Saturday, 30 June 2012

Heshel's Kingdom, by Dan Jacobson

This is a marvellous book, in which Dan Jacobson (whom I have met a couple of times) deals with a lost world.

The Heshel of the title was his grandfather, who died long before he was born: Heshel Melamed, the rabbi of the small, impoverished shtetl of Varniai in Lithuania, then part of the Russian Empire. There was a very large Jewish population in Lithuania, and Vilnius, the capital, where a quarter of the citizens were Jewish, was nicknamed "the Jerusalem of the north" because of its learned rabbis. Faced with increasing persecution by the Tsarist authorities in the decades before the First World War, many Jews were driven to emigrate. Heshel visited the United States in 1912, but despite being offered a position in Cleveland, decided to remain at home in Lithuania. He was alarmed to observe that Jews who emigrated tended to abandon the orthodox traditions of Jewry; and orthodoxy was the whole core of Heshel's being: he despised in equal measure both the Hasidim and the Zionists for departing from its tenets. But when Heshel died in 1919 his family emigrated to South Africa, where they had relatives, thus escaping the horrors that were to come.

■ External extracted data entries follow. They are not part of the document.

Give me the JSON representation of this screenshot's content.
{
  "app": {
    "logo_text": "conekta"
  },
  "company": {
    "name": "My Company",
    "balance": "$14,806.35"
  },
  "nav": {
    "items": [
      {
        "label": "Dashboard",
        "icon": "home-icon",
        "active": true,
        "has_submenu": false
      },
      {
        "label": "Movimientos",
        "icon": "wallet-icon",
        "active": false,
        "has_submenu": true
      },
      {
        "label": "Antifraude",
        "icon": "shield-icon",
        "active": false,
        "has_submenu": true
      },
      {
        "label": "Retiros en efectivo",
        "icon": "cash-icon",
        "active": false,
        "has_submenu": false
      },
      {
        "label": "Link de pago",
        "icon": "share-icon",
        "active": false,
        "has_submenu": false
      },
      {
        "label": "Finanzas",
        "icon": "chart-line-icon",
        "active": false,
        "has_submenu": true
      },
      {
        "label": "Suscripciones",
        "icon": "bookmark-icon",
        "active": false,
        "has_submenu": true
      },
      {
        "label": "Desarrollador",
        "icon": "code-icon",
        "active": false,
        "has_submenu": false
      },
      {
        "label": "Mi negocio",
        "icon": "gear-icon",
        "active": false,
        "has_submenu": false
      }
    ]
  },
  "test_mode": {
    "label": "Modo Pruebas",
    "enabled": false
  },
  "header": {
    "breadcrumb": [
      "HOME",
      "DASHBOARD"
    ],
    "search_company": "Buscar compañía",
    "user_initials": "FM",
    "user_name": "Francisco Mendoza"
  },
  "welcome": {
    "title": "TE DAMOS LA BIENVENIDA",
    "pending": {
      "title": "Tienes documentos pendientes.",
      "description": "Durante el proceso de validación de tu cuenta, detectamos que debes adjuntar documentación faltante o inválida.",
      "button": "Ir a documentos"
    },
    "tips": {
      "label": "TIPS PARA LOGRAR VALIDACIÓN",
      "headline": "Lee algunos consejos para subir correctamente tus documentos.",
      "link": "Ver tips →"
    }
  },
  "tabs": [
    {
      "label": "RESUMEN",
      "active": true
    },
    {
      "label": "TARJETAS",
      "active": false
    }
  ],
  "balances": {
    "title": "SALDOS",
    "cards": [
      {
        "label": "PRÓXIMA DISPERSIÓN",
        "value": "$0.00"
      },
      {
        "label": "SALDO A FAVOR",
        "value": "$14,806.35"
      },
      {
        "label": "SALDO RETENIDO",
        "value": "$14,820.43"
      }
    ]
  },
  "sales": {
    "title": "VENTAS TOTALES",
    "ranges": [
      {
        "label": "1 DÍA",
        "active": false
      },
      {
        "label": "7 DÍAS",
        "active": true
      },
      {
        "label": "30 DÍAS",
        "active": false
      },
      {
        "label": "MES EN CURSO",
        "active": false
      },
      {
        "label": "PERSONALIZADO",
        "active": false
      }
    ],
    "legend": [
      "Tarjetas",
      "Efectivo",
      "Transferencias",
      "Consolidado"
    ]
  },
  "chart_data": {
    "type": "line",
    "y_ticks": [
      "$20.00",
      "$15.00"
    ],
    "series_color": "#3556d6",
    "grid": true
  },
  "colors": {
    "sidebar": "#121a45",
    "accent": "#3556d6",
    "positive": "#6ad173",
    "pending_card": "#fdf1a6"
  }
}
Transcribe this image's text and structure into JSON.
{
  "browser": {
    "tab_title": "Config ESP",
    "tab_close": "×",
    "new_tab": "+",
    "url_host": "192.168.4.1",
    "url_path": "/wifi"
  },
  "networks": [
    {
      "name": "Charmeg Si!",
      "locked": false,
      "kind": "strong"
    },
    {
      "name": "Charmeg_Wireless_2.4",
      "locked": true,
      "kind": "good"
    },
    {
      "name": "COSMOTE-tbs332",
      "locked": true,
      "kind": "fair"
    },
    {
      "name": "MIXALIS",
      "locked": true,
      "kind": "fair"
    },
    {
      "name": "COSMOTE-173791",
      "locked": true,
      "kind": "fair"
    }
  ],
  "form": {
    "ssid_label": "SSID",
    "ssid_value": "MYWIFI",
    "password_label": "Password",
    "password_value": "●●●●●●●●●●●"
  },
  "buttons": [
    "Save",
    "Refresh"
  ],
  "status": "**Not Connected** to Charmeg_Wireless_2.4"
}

In the second part of the book, Jacobson and his son visit Lithuania, now an independent country after the collapse of the Soviet Union, searching for the family's roots. But there is nothing left. Over ninety per cent of Lithuania's Jews were either slaughtered in their villages by the Einsatzgruppen in the summer and autumn of 1941, or transported to the old fort at Kaunus to be shot there. The ninety-six synagogues of Vilnius have dwindled to just one. In Varniai they find only two Jews, both elderly ladies, and an overgrown Jewish cemetery where no-one had been buried since May 1941. A whole civilisation, his grandfather's world, has vanished completely, and, as Heshel had feared, his family, scattered abroad, has abandoned the orthodox Jewish traditions. Jacobson wonders why Heshel had attached so much importance to rigid orthodoxy: what was he being orthodox for? He does not find an answer.